French hydrogen company, Lhyfe, cracked a bottle of champagne over the “world’s first” offshore hydrogen platform.
Set to produce green hydrogen, the platform will receive all of its power from a nearby offshore wind farm.
Launching from Saint-Nazaire on the west coast of France the “Sealhyfe” platform is starting an 18-month experimental period at quay then off the coast of Le Croisic, on an offshore testing site operated by French engineering school Centrale Nantes.
Together with its partner, Plug Power, Lhyfe developed the first electrolyser capable of operating on a floating platform.
Lhyfe first perfected the act of producing hydrogen from seawater at its Bouin-based onshore facility.
Here sea water is pumped into the plant and purified before being broken down into H2 (hydrogen) and oxygen.
This site is also powered by wind, in this instance, power is received from nearby, onshore, turbines.

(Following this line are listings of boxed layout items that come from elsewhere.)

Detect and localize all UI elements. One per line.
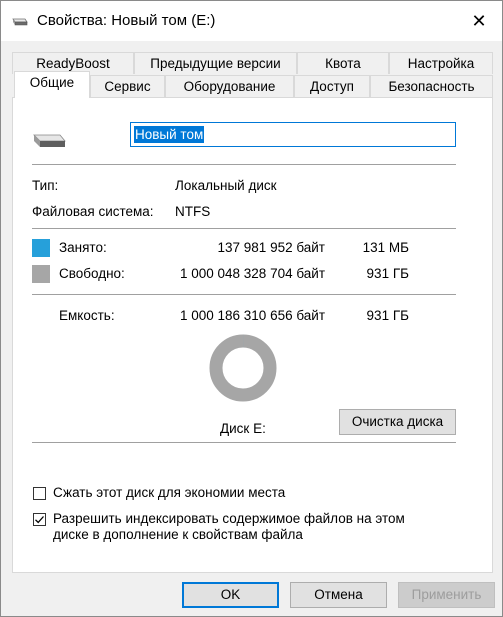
drive-icon	[12, 18, 28, 26]
used-space-swatch	[32, 239, 50, 257]
tab-tools[interactable]: Сервис	[90, 75, 165, 97]
free-label: Свободно:	[59, 266, 125, 281]
ok-button[interactable]: OK	[182, 582, 279, 608]
tab-label: Оборудование	[183, 79, 276, 94]
volume-name-value: Новый том	[134, 126, 205, 143]
tab-label: Сервис	[104, 79, 151, 94]
tab-general[interactable]: Общие	[14, 71, 90, 98]
free-bytes: 1 000 048 328 704 байт	[179, 266, 325, 281]
capacity-short: 931 ГБ	[366, 308, 409, 323]
tab-customize[interactable]: Настройка	[389, 52, 493, 74]
used-short: 131 МБ	[362, 240, 409, 255]
capacity-bytes: 1 000 186 310 656 байт	[179, 308, 325, 323]
drive-large-icon	[33, 134, 66, 147]
close-icon: ✕	[471, 10, 487, 31]
divider	[32, 294, 456, 295]
type-label: Тип:	[32, 178, 59, 193]
tab-previous-versions[interactable]: Предыдущие версии	[134, 52, 297, 74]
index-label-line1: Разрешить индексировать содержимое файло…	[53, 511, 405, 526]
compress-label: Сжать этот диск для экономии места	[53, 485, 286, 500]
divider	[32, 164, 456, 165]
divider	[32, 228, 456, 229]
disk-cleanup-button[interactable]: Очистка диска	[339, 409, 456, 435]
used-label: Занято:	[59, 240, 107, 255]
index-label-line2: диске в дополнение к свойствам файла	[53, 527, 303, 542]
window-title: Свойства: Новый том (E:)	[37, 12, 216, 29]
index-checkbox[interactable]	[33, 513, 46, 526]
tab-label: Квота	[325, 56, 361, 71]
filesystem-label: Файловая система:	[32, 204, 154, 219]
volume-name-input[interactable]: Новый том	[130, 122, 456, 147]
tab-label: Предыдущие версии	[150, 56, 281, 71]
general-tab-panel: Новый том Тип: Локальный диск Файловая с…	[12, 97, 493, 573]
cancel-button[interactable]: Отмена	[290, 582, 387, 608]
used-bytes: 137 981 952 байт	[217, 240, 325, 255]
disk-usage-donut	[209, 334, 277, 402]
properties-window: Свойства: Новый том (E:) ✕ ReadyBoost Пр…	[0, 0, 503, 617]
capacity-label: Емкость:	[59, 308, 115, 323]
type-value: Локальный диск	[175, 178, 277, 193]
close-button[interactable]: ✕	[456, 1, 502, 41]
tab-quota[interactable]: Квота	[297, 52, 389, 74]
tab-security[interactable]: Безопасность	[370, 75, 493, 97]
disk-label: Диск E:	[220, 421, 266, 436]
tab-hardware[interactable]: Оборудование	[165, 75, 294, 97]
tab-label: Настройка	[407, 56, 475, 71]
tab-label: ReadyBoost	[36, 56, 110, 71]
tab-label: Безопасность	[388, 79, 475, 94]
divider	[32, 442, 456, 443]
tab-sharing[interactable]: Доступ	[294, 75, 370, 97]
tab-label: Общие	[29, 75, 75, 90]
free-short: 931 ГБ	[366, 266, 409, 281]
tab-label: Доступ	[310, 79, 354, 94]
apply-button[interactable]: Применить	[398, 582, 495, 608]
donut-free	[209, 334, 277, 402]
free-space-swatch	[32, 265, 50, 283]
compress-checkbox[interactable]	[33, 487, 46, 500]
checkmark-icon	[35, 516, 44, 524]
title-bar: Свойства: Новый том (E:) ✕	[1, 1, 502, 41]
filesystem-value: NTFS	[175, 204, 211, 219]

This site currently produces 300kg of H2 per day and sells its product to a nearby petrol station for fuelling hydrogen cars and busses, a Lidl supermarket to power forklifts, and other as yet undisclosed buyers.
Out of Putin’s Pocket
At the offshore platform’s inauguration, Lhyfe chief executive, Matthieu Guesné said: “Putin has the price of electricity and gas in his hands.”
Guesné went on to explain the importance of reducing France’s energy imports, something the UK can relate to as prices skyrocket.
The Lhyfe boss claimed that despite France only taking responsibility for 4% of Europe’s maritime space, if used for hydrogen production the country would produce enough to replace Russian gas.
Technical direction, strategic partnerships at Lhyfe, Thomas Créach said: “The demonstrator is only the first step to prove what we can do.”
Life aims to produce 3GW of hydrogen energy by 2030.
The region that the Sealhyfe is set to dock from looks to become a leading producer of hydrogen.
At the inauguration, it was explained that the town of Saint-Nazaire is one built on industry and the region hopes to use hydrogen production to create new jobs.
Guesné also added: “At Lhyfe, we have only one aim: to leave a more breathable planet for our children. This is why we once again wanted to take up a major technological challenge, to prove – by producing hydrogen at sea for the first time – that it is possible to do it as of today. By paving the way for the mass production of renewable hydrogen at sea, Sealhyfe is fully in line with the EU’s strategy to deploy an offshore hydrogen chain, and wishes to help build the energy sovereignty of countries.”
Bringing the UK to Lhyfe
The French company recently expanded to the UK, setting up shop in Newcastle.
This new team will be led by Colin Brown, a geordie that is passionate to bring hydrogen energy to his home town.
When asked if Lhyfe’s offshore hydrogen technology could be used in the UK, he said: “This [Saint-Nazaire] is where renewable electrolysis offshore starts but you can’t just jump from nothing to a huge platform, you’ve got to start somewhere.
“If you’re looking in the UK, the amount of offshore generation potential and the number of offshore wind farms that are currently in development in the UK, they can’t all be grid connected so we need to get as much green electricity onto the grid as we can but we can also use what’s not on the grid to produce green hydrogen.”